Расстроилась и императрица, опасаясь, что вспыльчивый нрав супруга множит число недовольных и легко может превратить их в заговорщиков. «А ведь если есть заговор, то здесь должно быть немало его участников», — со страхом подумала она и обвела взглядом офицеров и царедворцев, стоящих рядом: Бенигсена, Талызина, братьев Зубовых, Кутайсова, Голенищева-Кутузова...
Но того, что заговор плел вездесущий граф Петр Пален, военный губернатор Петербурга, Мария Федоровна не могла представить себе даже в страшном сне. Он был одним из тех немногих, кому Павел доверял. И уж совсем невероятным показался бы ей тот факт, что заговорщики сумели привлечь на свою сторону ее старшего сына Александра. А между тем опытный царедворец и тонкий интриган Пален счел необходимым осторожно открыть наследнику планы свержения Павла. Он прекрасно понимал, что в противном случае заговорщики будут приговорены новым императором к смерти.
Поначалу потрясенный и возмущенный крамольным замыслом наследник не давал своего согласия, но Пален настаивал, утверждая, что положение с каждым днем ухудшается: «Ваше Высочество, Россия катится в пропасть — император является предметом страха и всеобщей ненависти, гвардия ропщет, люди доведены до отчаяния. Дошло до того, что вспоминают ужасный пример Франции и несчастного Людовика XVI. Дав согласие, вы спасете не только государство, но и своего батюшку. Клянусь, он не пострадает. После отречения его ждет спокойная жизнь в одном из загородных дворцов».
Однако наследник колебался. И тогда Пален разложил сложный пасьянс из интриг, сплетен и слухов, которые сам же и распространял.
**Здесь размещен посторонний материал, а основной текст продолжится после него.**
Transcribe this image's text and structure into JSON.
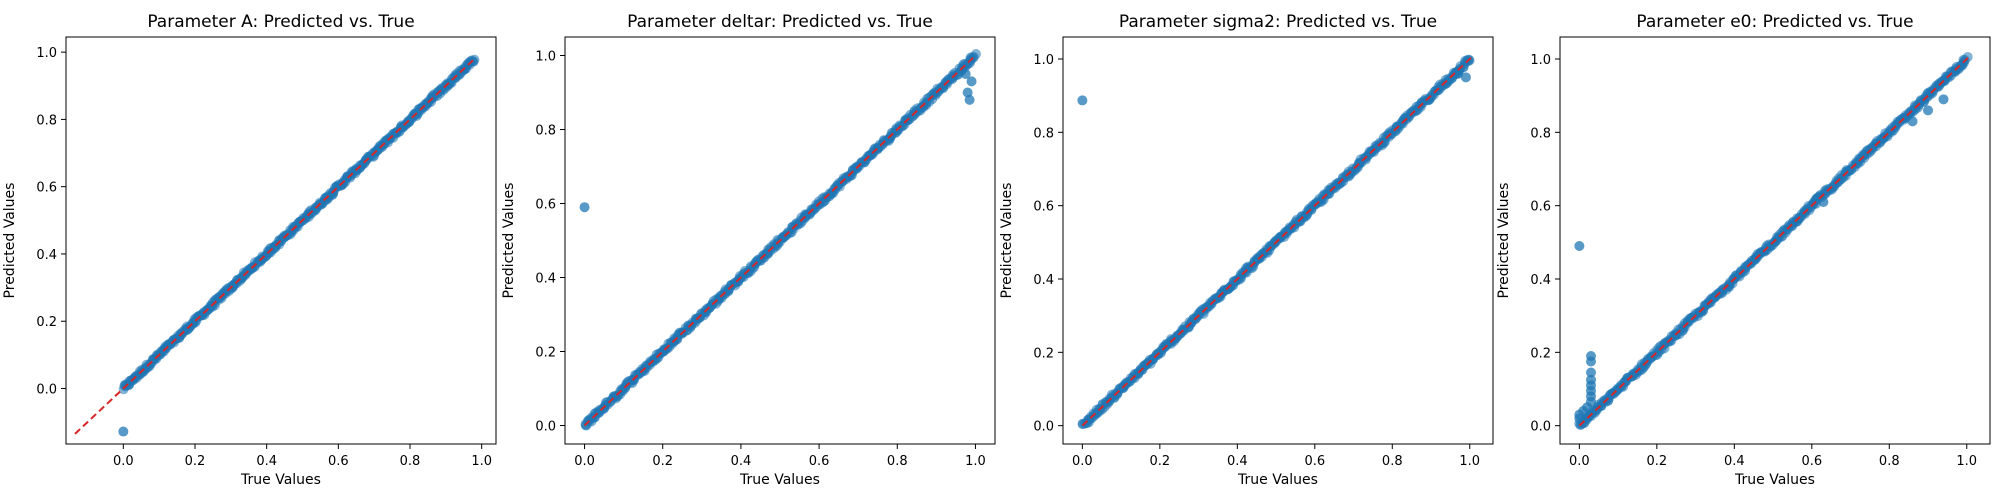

В столице вдруг стали поговаривать, что государь готовит указ заточить императрицу в монастырь, а двух старших сыновей — в крепость и тем самым избавиться от всех тех, кто казались ему подозрительными. «Я, — хвастливо рассказывал Пален заговорщикам, — старался разбудить самолюбие Александра и запугать альтернативой — возможностью получения трона, с одной стороны, и грозящей тюрьмой или даже смертью, с другой. Таким образом мне удалось подорвать у сына благочестивое чувство к отцу и пошатнуть его сыновнюю привязанность».
Утром девятого марта Пален, как обычно, явился в кабинет Павла с рапортом о положении дел в столице. Император слушал доклад рассеянно.
— Знаете ли вы, что против меня замышлен заговор? — вдруг резко спросил он, пристально глядя на Палена.
Взгляд государя был таким пронизывающим, что тот похолодел. Чувствуя, что во рту пересохло и он не в состоянии вымолвить ни слова, Пален не нашел ничего лучшего, как на несколько мгновений склониться в поклоне, лихорадочно пытаясь собраться с мыслями и скрыть растерянность. И только после того как удалось вернуть своему лицу обычное приветливое выражение, он выпрямился.